According to Schmitt, it is “specifically located” and “historically concrete,” and hence, in order to continue its existence, it must assert a proportionate claim to power and justify itself ideologically. In the field of politics, such ideologies are nothing more than “the defining of categories to facilitate major planning projects,” drawn up by elites at a particular moment in history to create the intellectual basis of a political course for themselves and the masses they intend to steer.”
Underlying all this presumptuous intellectual babble is nothing other than German megalomania. Economically dynamic but poorly endowed with its own sources of raw materials, German capitalism regards Europe as its own backyard, its “sphere of influence.” It was not by chance that Carl Schmitt’s abundant writings on this subject, to which Vad directly refers, appeared in the years beginning in 1939, when Hitler carried out his expansionist project by waging war and wreaking destruction.
In the 1941 fourth edition of the document cited by Vad, “Internationally recognised spheres of interest [Großraumordnung] and prohibition on their intervention by powers from other spheres,” Schmitt rejoices: “What the Führer did has given the idea of our empire political reality, historical truth and a great future in international law.” Prior to this, an essay entitled “Total Enemy, Total War, Total State” had appeared in 1937.
It should not be assumed that Vad is a Nazi, a fascist or an anti-Semite. But neither was Carl Schmitt until 1933. On the other hand, Vad completely fails to criticise the fascist and anti-Semitic tendencies and implications of Schmitt’s conceptions. Rather, he rails against anti-fascism, referring to it contemptuously as “re-education,” “ossified rituals of dealing with past history, and the mythology of the 68-ers.”
He closes his essay with the words: “These intellectual aberrations are in need of an antidote, and that may well be found in the political philosophy of Carl Schmitt. Like Hobbes in the 17th century, Schmitt developed in the 20th century political ideas that arose under exceptional circumstances, from a state of exception and the constant threat of domestic and international anarchy and violence. Such an approach stands in contrast to the idealistic utopia of a worldwide unfolding of human rights, of a peaceful reconciliation of cultures and civilisations, as well as more liberal, more open and more multicultural societies.

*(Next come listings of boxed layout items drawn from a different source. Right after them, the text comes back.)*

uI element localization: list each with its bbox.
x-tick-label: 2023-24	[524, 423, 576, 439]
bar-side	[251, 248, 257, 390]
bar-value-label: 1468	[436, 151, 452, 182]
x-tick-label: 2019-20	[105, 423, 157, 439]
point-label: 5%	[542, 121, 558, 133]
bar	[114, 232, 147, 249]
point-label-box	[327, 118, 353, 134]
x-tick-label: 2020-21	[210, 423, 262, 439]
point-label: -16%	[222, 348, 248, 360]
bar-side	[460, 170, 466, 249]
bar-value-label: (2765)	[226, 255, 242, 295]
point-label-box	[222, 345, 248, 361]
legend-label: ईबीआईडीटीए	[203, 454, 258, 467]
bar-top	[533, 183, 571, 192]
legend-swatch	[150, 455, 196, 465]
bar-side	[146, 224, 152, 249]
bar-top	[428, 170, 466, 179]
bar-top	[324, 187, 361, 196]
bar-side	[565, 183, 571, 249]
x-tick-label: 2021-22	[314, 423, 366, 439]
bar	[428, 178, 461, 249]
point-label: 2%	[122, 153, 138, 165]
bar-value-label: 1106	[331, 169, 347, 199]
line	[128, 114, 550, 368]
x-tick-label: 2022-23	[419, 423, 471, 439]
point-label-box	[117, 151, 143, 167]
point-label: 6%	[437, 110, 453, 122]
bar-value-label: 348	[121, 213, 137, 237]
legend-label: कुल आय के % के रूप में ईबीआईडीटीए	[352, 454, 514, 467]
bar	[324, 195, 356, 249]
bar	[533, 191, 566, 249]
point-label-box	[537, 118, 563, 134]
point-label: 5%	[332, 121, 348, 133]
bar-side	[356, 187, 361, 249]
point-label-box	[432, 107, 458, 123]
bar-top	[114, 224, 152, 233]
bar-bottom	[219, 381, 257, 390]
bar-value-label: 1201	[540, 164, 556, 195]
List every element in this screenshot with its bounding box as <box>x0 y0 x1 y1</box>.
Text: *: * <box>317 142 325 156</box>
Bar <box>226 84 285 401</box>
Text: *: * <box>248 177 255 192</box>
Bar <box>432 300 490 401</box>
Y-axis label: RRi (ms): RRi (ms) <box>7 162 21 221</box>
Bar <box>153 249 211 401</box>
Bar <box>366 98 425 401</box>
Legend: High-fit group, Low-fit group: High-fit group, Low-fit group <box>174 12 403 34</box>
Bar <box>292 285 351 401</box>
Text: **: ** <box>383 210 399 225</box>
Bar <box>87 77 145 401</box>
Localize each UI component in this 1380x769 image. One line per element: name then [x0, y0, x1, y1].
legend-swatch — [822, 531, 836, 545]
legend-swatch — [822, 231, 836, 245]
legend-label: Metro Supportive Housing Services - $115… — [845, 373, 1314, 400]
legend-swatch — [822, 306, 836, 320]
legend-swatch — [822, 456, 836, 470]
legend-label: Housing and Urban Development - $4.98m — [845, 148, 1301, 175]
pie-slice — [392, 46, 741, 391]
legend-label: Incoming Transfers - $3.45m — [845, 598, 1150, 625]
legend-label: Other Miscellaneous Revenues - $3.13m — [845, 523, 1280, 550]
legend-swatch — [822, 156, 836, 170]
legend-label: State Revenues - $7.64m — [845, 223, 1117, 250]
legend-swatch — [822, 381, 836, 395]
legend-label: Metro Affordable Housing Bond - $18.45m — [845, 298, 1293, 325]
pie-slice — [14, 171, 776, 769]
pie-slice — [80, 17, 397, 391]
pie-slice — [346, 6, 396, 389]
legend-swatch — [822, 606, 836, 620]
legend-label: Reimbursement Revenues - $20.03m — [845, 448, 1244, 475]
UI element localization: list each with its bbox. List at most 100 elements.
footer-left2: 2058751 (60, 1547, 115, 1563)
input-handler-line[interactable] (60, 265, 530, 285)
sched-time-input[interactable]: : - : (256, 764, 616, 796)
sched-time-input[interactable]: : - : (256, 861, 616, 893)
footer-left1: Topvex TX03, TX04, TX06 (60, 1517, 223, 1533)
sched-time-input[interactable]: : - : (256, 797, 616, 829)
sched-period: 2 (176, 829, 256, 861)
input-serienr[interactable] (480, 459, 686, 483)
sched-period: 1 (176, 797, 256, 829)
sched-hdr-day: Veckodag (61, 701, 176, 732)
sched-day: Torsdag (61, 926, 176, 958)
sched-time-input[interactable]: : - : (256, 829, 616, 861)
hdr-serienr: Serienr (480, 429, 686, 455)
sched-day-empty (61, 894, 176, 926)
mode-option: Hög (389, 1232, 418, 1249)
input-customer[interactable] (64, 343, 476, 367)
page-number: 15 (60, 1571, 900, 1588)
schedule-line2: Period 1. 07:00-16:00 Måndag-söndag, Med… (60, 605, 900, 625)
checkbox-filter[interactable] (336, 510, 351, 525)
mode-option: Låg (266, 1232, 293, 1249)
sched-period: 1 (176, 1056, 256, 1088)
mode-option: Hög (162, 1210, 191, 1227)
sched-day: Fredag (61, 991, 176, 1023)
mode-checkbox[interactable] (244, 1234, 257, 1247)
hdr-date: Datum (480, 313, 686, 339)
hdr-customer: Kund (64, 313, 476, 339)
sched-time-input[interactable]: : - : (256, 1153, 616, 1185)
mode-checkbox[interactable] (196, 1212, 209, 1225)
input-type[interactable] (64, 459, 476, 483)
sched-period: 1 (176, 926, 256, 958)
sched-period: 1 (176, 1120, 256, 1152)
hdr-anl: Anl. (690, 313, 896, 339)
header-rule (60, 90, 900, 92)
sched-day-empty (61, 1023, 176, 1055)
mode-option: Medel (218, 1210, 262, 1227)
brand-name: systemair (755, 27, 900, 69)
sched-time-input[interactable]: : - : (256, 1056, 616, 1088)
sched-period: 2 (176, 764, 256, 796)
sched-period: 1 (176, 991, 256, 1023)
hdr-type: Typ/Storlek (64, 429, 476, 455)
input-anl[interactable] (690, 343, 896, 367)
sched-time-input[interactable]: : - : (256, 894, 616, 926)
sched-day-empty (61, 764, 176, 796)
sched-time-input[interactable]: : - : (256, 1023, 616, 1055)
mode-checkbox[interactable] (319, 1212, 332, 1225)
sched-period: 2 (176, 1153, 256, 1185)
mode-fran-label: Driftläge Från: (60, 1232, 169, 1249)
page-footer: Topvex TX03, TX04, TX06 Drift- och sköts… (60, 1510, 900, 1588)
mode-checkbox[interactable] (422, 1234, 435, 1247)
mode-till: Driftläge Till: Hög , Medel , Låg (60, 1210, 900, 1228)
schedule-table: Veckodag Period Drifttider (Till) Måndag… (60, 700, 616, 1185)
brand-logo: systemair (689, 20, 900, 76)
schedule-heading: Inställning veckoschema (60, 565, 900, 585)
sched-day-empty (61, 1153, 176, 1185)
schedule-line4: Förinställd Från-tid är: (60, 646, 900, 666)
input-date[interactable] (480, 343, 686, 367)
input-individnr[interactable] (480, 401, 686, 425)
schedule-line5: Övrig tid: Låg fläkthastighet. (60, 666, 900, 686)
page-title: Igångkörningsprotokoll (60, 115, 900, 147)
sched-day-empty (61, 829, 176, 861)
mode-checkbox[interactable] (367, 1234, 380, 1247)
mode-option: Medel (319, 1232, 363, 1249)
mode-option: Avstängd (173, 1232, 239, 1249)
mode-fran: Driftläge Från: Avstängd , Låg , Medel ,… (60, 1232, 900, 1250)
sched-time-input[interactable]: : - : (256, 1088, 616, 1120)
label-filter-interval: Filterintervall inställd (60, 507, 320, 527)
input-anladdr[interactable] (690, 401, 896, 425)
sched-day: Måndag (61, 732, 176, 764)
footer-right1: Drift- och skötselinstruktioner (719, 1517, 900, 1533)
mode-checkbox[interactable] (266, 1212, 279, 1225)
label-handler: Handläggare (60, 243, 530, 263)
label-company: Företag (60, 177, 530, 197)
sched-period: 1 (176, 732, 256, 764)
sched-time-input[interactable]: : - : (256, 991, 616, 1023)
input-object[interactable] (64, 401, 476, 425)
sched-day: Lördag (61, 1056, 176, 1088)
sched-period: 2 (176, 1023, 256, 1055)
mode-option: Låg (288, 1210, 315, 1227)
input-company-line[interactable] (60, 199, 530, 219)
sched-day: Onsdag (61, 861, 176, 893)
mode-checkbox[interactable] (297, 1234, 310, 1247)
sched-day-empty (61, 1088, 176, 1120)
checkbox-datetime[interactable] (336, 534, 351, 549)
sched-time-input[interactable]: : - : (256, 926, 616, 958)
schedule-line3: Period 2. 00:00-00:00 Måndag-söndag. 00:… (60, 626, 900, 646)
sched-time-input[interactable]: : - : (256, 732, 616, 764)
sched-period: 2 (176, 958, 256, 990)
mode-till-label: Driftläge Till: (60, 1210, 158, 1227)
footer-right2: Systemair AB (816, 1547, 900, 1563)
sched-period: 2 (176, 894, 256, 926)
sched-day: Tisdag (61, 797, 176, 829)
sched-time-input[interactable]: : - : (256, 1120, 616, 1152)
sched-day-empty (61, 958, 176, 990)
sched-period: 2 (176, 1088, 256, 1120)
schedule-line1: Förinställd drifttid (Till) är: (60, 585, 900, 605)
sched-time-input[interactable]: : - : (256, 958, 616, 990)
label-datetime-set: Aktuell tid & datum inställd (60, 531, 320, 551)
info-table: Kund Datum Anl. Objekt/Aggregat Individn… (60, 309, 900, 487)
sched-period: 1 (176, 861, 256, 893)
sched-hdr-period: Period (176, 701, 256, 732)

Despite what many hope, it is precisely these conceptions of society that are the potential sources of conflict. They constitute a danger that cannot be combated with moral appeals, but only with the ability to recognise the real dangers, with political and military realism and with rational answers to the objective challenges of the situation.”
Identifying the enemy, the use of violence as a preventative measure (even with weapons of mass destruction), spheres of influence and expansionist projects instead of human rights and peaceful settlement—these are the ideological nostrums of Merkel’s top military adviser.